Transform Baltimore Testifies in Annapolis

February 28, 2012

CONTACT: Bebe Verdery, ACLU of Maryland, 410-889-8555; verdery@aclu-md.org

Meredith Curtis, ACLU of Maryland, 410-889-8555; media@aclu-md.org

 

ANNAPOLIS - On February 28, the campaign to Transform Baltimore and the Baltimore Education Coalition will testify in front of the House Appropriations Committee in support of House Bill 304, a bill that would give existing state capital funding for school construction in the form of a "block grant" to Baltimore City Public Schools.  If passed, City Schools could borrow large amounts of funding up front to begin a mass-scale school construction and renovation program, and use the annual state block grant in an alternative financing arrangement to pay down the debt.
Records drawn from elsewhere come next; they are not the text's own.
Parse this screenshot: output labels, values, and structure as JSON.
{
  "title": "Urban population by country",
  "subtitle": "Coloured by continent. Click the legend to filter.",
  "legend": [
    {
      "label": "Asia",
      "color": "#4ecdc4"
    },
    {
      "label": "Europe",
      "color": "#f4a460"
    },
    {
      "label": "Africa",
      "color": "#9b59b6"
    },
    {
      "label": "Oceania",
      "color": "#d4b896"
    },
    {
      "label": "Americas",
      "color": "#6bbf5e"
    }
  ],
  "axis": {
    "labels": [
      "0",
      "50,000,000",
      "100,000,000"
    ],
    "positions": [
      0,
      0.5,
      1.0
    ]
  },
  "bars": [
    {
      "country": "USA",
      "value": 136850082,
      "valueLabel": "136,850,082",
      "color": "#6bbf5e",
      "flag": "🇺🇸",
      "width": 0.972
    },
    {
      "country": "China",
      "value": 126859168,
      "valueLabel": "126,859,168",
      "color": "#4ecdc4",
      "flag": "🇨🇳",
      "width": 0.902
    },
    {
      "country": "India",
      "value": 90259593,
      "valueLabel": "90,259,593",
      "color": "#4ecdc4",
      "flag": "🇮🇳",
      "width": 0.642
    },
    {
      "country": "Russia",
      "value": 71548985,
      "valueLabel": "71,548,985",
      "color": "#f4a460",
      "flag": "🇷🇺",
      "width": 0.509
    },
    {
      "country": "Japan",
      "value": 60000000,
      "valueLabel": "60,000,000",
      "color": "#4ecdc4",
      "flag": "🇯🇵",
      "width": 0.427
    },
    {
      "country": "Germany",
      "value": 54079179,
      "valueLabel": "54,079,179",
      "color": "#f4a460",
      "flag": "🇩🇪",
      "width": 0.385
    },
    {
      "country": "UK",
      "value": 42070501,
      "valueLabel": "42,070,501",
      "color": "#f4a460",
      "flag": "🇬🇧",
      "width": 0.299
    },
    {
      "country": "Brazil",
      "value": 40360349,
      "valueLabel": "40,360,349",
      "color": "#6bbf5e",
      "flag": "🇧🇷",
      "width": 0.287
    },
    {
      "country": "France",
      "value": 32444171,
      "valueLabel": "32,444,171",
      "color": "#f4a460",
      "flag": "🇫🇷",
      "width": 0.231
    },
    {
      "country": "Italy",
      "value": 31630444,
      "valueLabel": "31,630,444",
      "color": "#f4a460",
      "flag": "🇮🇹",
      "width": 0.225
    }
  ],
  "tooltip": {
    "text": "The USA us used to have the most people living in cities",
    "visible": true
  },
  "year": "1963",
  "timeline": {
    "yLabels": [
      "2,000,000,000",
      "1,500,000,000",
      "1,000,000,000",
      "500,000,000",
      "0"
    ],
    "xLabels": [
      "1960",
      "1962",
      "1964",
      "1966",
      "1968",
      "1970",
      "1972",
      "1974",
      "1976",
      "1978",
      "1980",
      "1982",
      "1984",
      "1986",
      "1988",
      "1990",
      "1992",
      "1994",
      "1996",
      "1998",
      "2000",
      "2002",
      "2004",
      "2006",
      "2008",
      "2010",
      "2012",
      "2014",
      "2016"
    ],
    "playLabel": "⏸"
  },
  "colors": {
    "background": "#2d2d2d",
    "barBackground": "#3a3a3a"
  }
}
"The current project-by-project funding system will leave Baltimore with old, unhealthy, and inadequate schools for decades to come," said Bebe Verdery, Director of the ACLU-s Education Reform Project.  "Greenville, South Carolina's proven financing model is the kind of innovation we need for city students."

 

WHAT: Hearing for House Bill 304, Baltimore City-School Construction-Block Grant

WHEN: February 28, 2012, hearing begins at 1:30 PM

WHERE: House Appropriations Committee, House Office Building, 6 Bladen Street, Annapolis, MD

WHO:  Transform Baltimore campaign and Baltimore Education Coalition members

 

  • Leaders of the campaign: Bebe Verdery, Director of ACLU's Education Reform Project; Sue Fothergill, Co-Chair of the Baltimore Education Coalition; Bishop Douglas Miles, Co-Chair of BUILD
  • Marietta English, President of the Baltimore Teachers Union, VP of AFT
  • Students from Baltimore Freedom Academy and City Neighbors High School
  • Tom Smith, teacher at Patterson High School
  • Karen DeCamp, Director of Neighborhood Programs at Greater Homewood Community Corporation; Dante DeTablan, Community Schools Coordinator at Benjamin Franklin High School
  • Tom Wilcox, President of Baltimore Community Foundation
  • Vinsun Stringer, Broughton Construction; Ana Castro, JRS Architects
  • Chris Parts, US Green Building Council, Maryland Chapter
  • Marvin "Doc" Cheatham, President of National Action Network, Baltimore City

 

 

BACKGROUND: The campaign to Transform Baltimore calls upon elected officials and decision-makers at the city and state levels to adopt and implement a funding plan to renovate and modernize every public school building in Baltimore City within eight years.  City school buildings are the oldest in the state and approximately 70% are in poor condition.  City students and teachers have to endure unhealthy conditions every day: roofs that leak, old and harmful materials that have not been abated, undrinkable water, and poor indoor air quality.  Further, city students are at a competitive disadvantage because of deficient and inadequate libraries, computer centers, science labs, and technology.  An estimated $2.8 billion is needed to bring every city school facility to safe, healthy, and educationally modern standards.  With only approximately $60 million in current annual funding for improving buildings, city students and teachers will continue to struggle in deficient and unhealthy conditions.  A new approach is needed.


The campaign calls upon elected officials to adopt innovative financing strategies, which have been successfully used in other districts and states, to fully rebuild and renovate all of Baltimore's school buildings.  House Bill 304 is modeled after Greenville, South Carolina's successful initiative, where 70 schools were completely rebuilt or fully renovated in six years.  House Bill 304 provides $32 million per year, or 15% of the state's capital funds, for school construction (whichever is greater) of state capital funding for city school construction as a "block grant."  Baltimore City Public Schools can leverage an estimated $480 million for school construction up front, using the block grant to pay down the debt over 25-30 years.  The average of state capital funding for city school construction over the past five years is $36 million; $32 million was last year's allocation.  The campaign is asking for the state to contribute $32 million consistently so that there is the security and consistency needed for greater borrowing.

 

The state block will work in tandem with other revenue contributed to city school construction to fully realize the $2.8 billion plan.